Curiosamente tamaña proteccion dio con el tiempo un resultado seguramente inesperado para los constructores del complejo: las pinturas exteriores del templo disfrutan aun hoy de un apreciable buen estado, en contraste con las del resto de iglesias vecinas, debido al efecto de pantalla ejercido sobre los elementos con el paso de los siglos. Es precisamente en Suceviţa, por consiguiente, donde el visitante puede apreciar estas secuencias del Antiguo y Nuevo Testamento en todo su esplendor. Tanto, que a veces parece como si lo que se muestra ante sus ojos no fuera nada mas que un papel pintado y pegado sobre las paredes del edificio. Tambien es aqui donde las escenas muestran un mayor numero de personajes, a veces en tono un tanto humoristico. Un buen ejemplo es la del Juicio Final que, aunque incompleta debido al fallecimiento de su autor en pleno proceso creativo, exhibe a unos condenados de aspecto inequivocamente otomano.

Tambien rodeado por potentes murallas, aunque ligeramente menos poderosas y en peor estado de conservacion, el monasterio de Moldoviţa sigue los canones habituales en la zona. En el centro del complejo se levanta la iglesia de la Anunciacion, datada a mediados del siglo XVI y cuya version actual reemplazo a una anterior que fue completamente reconstruida por entonces. El templo presenta frescos tanto interiores como exteriores, enseñando escenas de las Sagradas Escrituras asi como en este caso del sitio de Constantinopla, ocurrido aproximadamente con un siglo de anterioridad a su representacion aqui y que termino con el asalto a la ciudad por las tropas del sultan Mehmet II, debido al inexplicable olvido de una puerta de entrada a la muralla que quedo abierta. Esta imagen se repite en el vecino monasterio de Humor, por lo que no es de extrañar que soldados moldavos participaran en la inutil defensa de la ciudad bizantina.

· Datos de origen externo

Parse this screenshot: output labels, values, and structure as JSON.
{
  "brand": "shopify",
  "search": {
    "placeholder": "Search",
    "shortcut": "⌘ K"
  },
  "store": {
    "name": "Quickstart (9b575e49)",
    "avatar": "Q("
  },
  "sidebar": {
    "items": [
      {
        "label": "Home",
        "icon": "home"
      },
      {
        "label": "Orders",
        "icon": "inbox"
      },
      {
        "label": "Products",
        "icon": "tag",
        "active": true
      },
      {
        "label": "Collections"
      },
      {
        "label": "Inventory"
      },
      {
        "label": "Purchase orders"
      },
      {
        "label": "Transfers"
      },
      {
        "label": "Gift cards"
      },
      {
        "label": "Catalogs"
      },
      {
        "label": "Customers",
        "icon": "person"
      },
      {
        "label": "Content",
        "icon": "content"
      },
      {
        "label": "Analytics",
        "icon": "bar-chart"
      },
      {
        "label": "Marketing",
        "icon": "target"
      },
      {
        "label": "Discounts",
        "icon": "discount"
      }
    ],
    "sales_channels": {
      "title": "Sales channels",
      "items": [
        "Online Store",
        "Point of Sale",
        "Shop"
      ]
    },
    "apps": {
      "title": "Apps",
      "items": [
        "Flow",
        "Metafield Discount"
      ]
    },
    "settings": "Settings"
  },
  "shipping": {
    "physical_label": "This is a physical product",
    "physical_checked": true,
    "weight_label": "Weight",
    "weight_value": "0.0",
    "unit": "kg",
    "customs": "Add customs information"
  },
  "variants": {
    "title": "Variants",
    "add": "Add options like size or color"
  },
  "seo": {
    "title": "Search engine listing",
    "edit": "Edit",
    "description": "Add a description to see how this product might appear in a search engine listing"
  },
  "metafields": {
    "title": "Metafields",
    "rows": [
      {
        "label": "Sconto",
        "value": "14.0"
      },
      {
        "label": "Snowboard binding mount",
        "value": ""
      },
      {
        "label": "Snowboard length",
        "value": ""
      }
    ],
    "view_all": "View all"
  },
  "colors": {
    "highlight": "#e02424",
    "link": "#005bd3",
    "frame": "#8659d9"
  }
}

Aunque las tonalidades exteriores de estos monasterios no han llegado a alcanzar la merecida fama del incomparable azul de Voroneţ, no conviene despreciar el sugerente verde de Suceviţa ni el cautivador amarillo de Moldoviţa. Probablemente tampoco ese ardiente rojo de Humor, la unica de estas excepcionales iglesias pintadas que aun no he podido visitar. Parece ser que los pigmentos usados eran de origen mineral, tratados de alguna manera hasta ahora desconocida, a pesar de que existen diversas teorias, de forma que quedaran bien fijados a los muros y resistieran las durisimas condiciones climaticas existentes en esta zona del Norte de Rumania en invierno. Pero a la vista de su extrema fragilidad, el hecho de que hayan aguantado quinientos años a elementos e invasores y nos sigan mostrando su grandeza deja intuir la influencia de la mano milagrosa del invencible Ștefan cel Mare, entonces rey y hoy santo.

20 de junio de 2011

En el pico del aguila

Afirman los azeries que el mapa de su pais es una fiel representacion de un aguila en pleno vuelo, aunque para apreciar tal simil se requieren unas dosis de imaginacion parecidas a las necesarias para concluir que el mapa de España no es otra cosa que una piel de toro extendida. Sea como fuere, en caso de que Azerbaiyan se asemeje a esa ave de presa, el pico estaria constituido por la Peninsula de Absheron adentrandose en el Mar Caspio en las inmediaciones de Baku. Y justamente en su punta, el Gobierno del pais decidio crear hace unos años una reserva con el fin de proteger a las especies animales y vegetales que alli habitan, algunas de ellas tan emblematicas como la foca del Caspio, que dispone de una zona de cria en este lugar.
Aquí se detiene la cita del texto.